THE MOST DANGEROUS GAME
In tandem with the release of Fay Wray and Robert Riskin: A Hollywood Memoir, writer-producer Victoria Riskin’s new book about her family, the AFI Silver Theatre and Cultural Center is hosting a retrospective of work featuring Riskin’s legendary parents. (It’s too bad the AFI didn’t use Film Forum’s title for the series, Bob and Wray: A Hollywood Love Story, but maybe they figured Washington-area audiences wouldn’t get the reference to the comic duo Bob and Ray.) While the couple never worked together, either actress Wray or her screenwriter husband contributed to many of their era’s most beloved movies, from Riskin’s scripts for director Frank Capra to Wray’s signature role in King Kong (also screening this month at the AFI). Made one year before the giant ape turned her into a Hollywood icon, the 1932 adventure The Most Dangerous Game puts Wray in a different kind of danger, casting her as a wealthy ingenue trapped by a mad hunter (Leslie Banks) who finds sport in killing humans. Victoria Riskin will introduce Saturday’s screening and will be on hand for screenings of several other films this weekend; check the series page for more details.

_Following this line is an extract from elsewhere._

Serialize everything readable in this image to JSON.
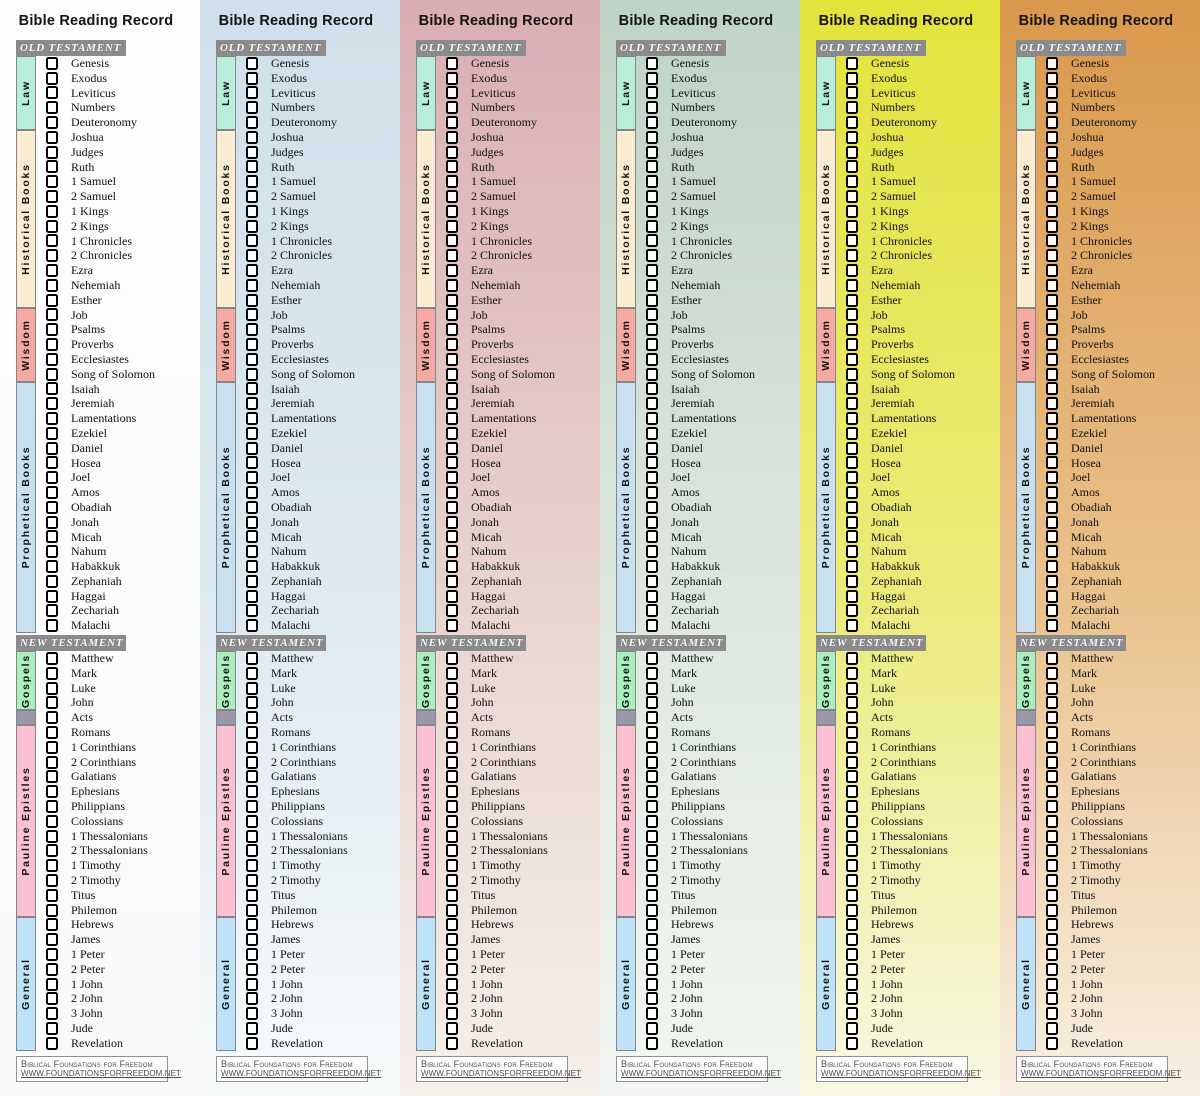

Saturday, March 23, at 4 p.m. (with Riskin in person); Monday, March 25, at 5:15 p.m.; and Wednesday, March 27, at 5:15 p.m. at the AFI Silver Theatre and Cultural Center. $13.

INGLORIOUS BASTERDS
As moviegoers wait patiently for this summer’s release of Quentin Tarantino’s Manson Family epic Once Upon a Time In Hollywood, the Smithsonian’s National Museum of American History is hosting a retrospective of the director’s work. As much a fantasy as a war adventure, this quasi-historical film from 2009 imagines that, in Nazi-occupied France, a group of Jewish soldiers plotted to assassinate Nazi leaders. Tarantino’s most recent movies have suffered from the director’s tendency to undermine dramatic propulsion with grating self-consciousness — for instance, the Klan riders who stop to examine their hoods in Django Unchained and the post-intermission narration in The Hateful Eight. But from its thrilling opening set piece to its morally conflicted conclusion, Inglorious Basterds marked the last time Tarantino was firing on all cylinders. The Warner Bros. Theatre will be screening a 35mm print.
Watch the trailer.
Saturday, March 23, at 9:25 p.m. in the Warner Bros. Theatre at the National Museum of American History. $12.
CANNIBAL! THE MUSICAL
South Park and The Book of Mormon creators Trey Parker and Matt Stone were students at the University of Colorado at Boulder in 1993 when they created this piece of semi-historical musical comedy. Cannibal! Is very loosely based on the story of ill-fated prospector Alferd Packer, who in 1874 set off from Utah with five traveling companions, all headed to Colorado in search of gold. Only Packer made it back alive, having survived the snowbound conditions by living off the flesh of his fellow prospectors. The New York Times wrote that “the movie is not completely appalling,” which is higher praise than the Gray Lady ordinarily bestows on such exploitation pictures. The screening is a presentation of the not completely appalling Washington Psychotronic Film Society.
Watch the trailer.
Monday, March 25, at 8 p.m. at Smoke and Barrel. Free.